In order to protect communication in networks, usually suitable cryptographic methods are used, which in general may be subdivided into two different categories: Symmetrical methods, in which transmitter and receiver possess the same encryption key, as well as asymmetrical methods in which the transmitter encrypts the data to be transmitted using a public key of the receiver (that is, a key also possibly known to a potential attacker), the decryption, however, only being able to be carried out with an associated private key that ideally is known only to the legitimate receiver.
Asymmetrical methods have the disadvantage, inter alia, that as a rule, they feature very high computing complexity.
Consequently, they are only conditionally suitable for resource-limited nodes like, for example, sensors, actuators or others that usually possess only relatively small computing power as well as little memory, and are intended to operate energy-efficiently, e.g., on the basis of battery operation or the use of energy harvesting. Moreover, often only a limited bandwidth is available for transmitting data, which makes the exchange of asymmetrical keys with lengths of 2048 bits or even more unattractive.
When using symmetrical methods, on the other hand, it must be ensured that both the receiver and the transmitter possess the same key. In this case, generally the associated key management represents a very demanding task. In the realm of mobile radiocommunications, for example, keys are introduced into a mobile telephone with the aid of SIM cards, and the associated network is then able to assign the appropriate key to the unique identification of an SIM card. In the case of wireless LANs, on the other hand, usually the keys to be used are input manually (“pre-shared keys”, established as a rule by the input of a password) upon setting up a network. However, such a key management quickly becomes very costly and impracticable if one has a very large number of nodes, e.g., in a sensor network or other machine-to-machine communication systems.
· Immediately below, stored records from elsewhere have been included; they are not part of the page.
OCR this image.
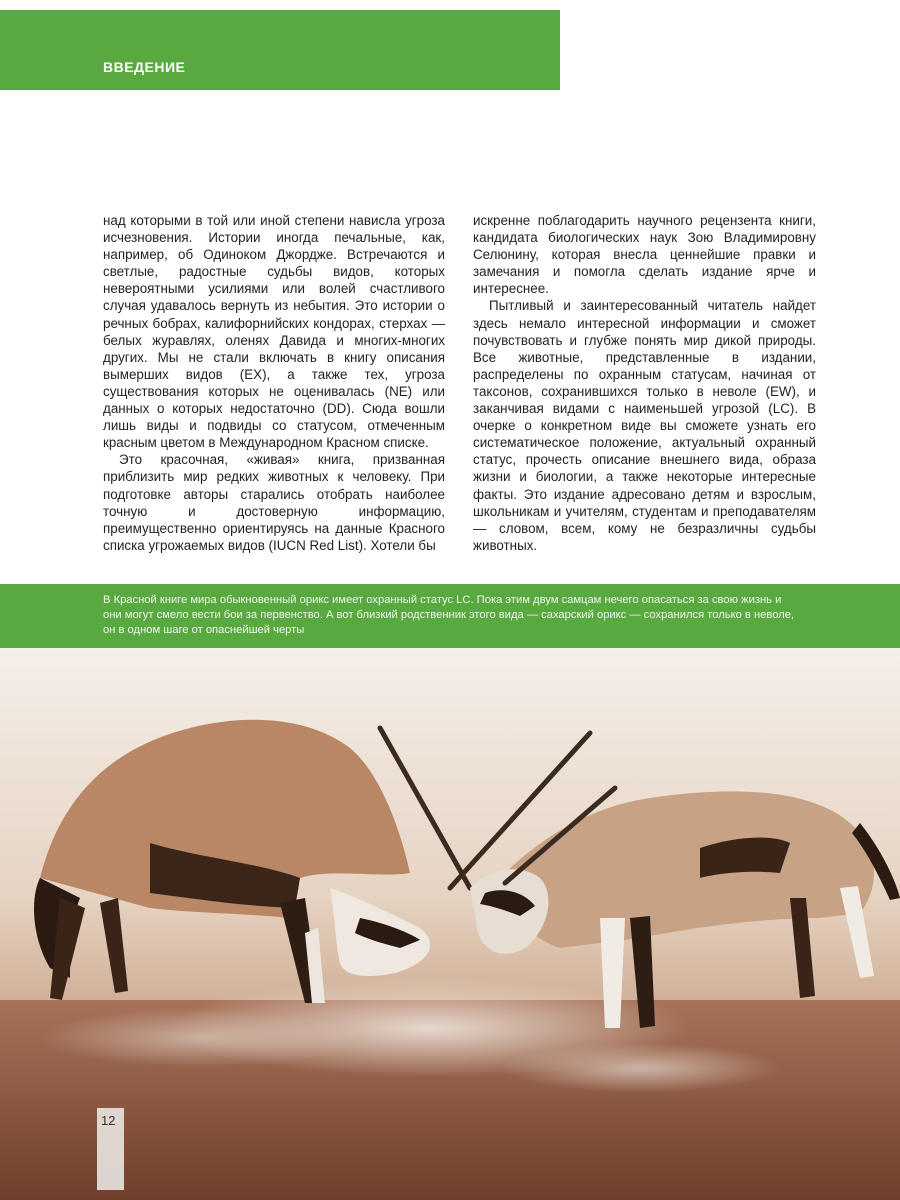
ВВЕДЕНИЕ

над которыми в той или иной степени нависла угроза исчезновения. Истории иногда печальные, как, например, об Одиноком Джордже. Встречаются и светлые, радостные судьбы видов, которых невероятными усилиями или волей счастливого случая удавалось вернуть из небытия. Это истории о речных бобрах, калифорнийских кондорах, стерхах — белых журавлях, оленях Давида и многих-многих других. Мы не стали включать в книгу описания вымерших видов (EX), а также тех, угроза существования которых не оценивалась (NE) или данных о которых недостаточно (DD). Сюда вошли лишь виды и подвиды со статусом, отмеченным красным цветом в Международном Красном списке.

Это красочная, «живая» книга, призванная приблизить мир редких животных к человеку. При подготовке авторы старались отобрать наиболее точную и достоверную информацию, преимущественно ориентируясь на данные Красного списка угрожаемых видов (IUCN Red List). Хотели бы

искренне поблагодарить научного рецензента книги, кандидата биологических наук Зою Владимировну Селюнину, которая внесла ценнейшие правки и замечания и помогла сделать издание ярче и интереснее.

Пытливый и заинтересованный читатель найдет здесь немало интересной информации и сможет почувствовать и глубже понять мир дикой природы. Все животные, представленные в издании, распределены по охранным статусам, начиная от таксонов, сохранившихся только в неволе (EW), и заканчивая видами с наименьшей угрозой (LC). В очерке о конкретном виде вы сможете узнать его систематическое положение, актуальный охранный статус, прочесть описание внешнего вида, образа жизни и биологии, а также некоторые интересные факты. Это издание адресовано детям и взрослым, школьникам и учителям, студентам и преподавателям — словом, всем, кому не безразличны судьбы животных.

В Красной книге мира обыкновенный орикс имеет охранный статус LC. Пока этим двум самцам нечего опасаться за свою жизнь и они могут смело вести бои за первенство. А вот близкий родственник этого вида — сахарский орикс — сохранился только в неволе, он в одном шаге от опаснейшей черты
12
In addition, a change of the keys to be used is often not possible at all or only with great expenditure.
That is why, for some time, innovative approaches are in the process of being tested and developed under the catchphrase “physical layer security”, with whose aid keys for symmetrical methods are able to be generated automatically on the basis of the transmission channels between the nodes involved. The ascertainment of random numbers or pseudo-random numbers from channel parameters is described, for example, in PCT Application No. WO 1996023376 A2, and the generation of secret keys is described, for example, in PCT Application No. WO 2006081122 A2 and German Patent Application No. DE 102012215326 A1.
Typically, the initial bit sequences derived from the transmission-channel properties in the devices involved are (strongly) correlated, but not identical. However, since symmetrical cryptography requires identical keys, a key-matching process is necessary. In this process, information about the quantized bit sequences may be exchanged and reconciled, in doing which, the intention being to disclose as little as possible about the sequences and the keys to be derived from them to potential attackers that could be listening surreptitiously to the communication exchanged. Two approaches for this are the use of a CASCADE protocol or the use of error correction codes.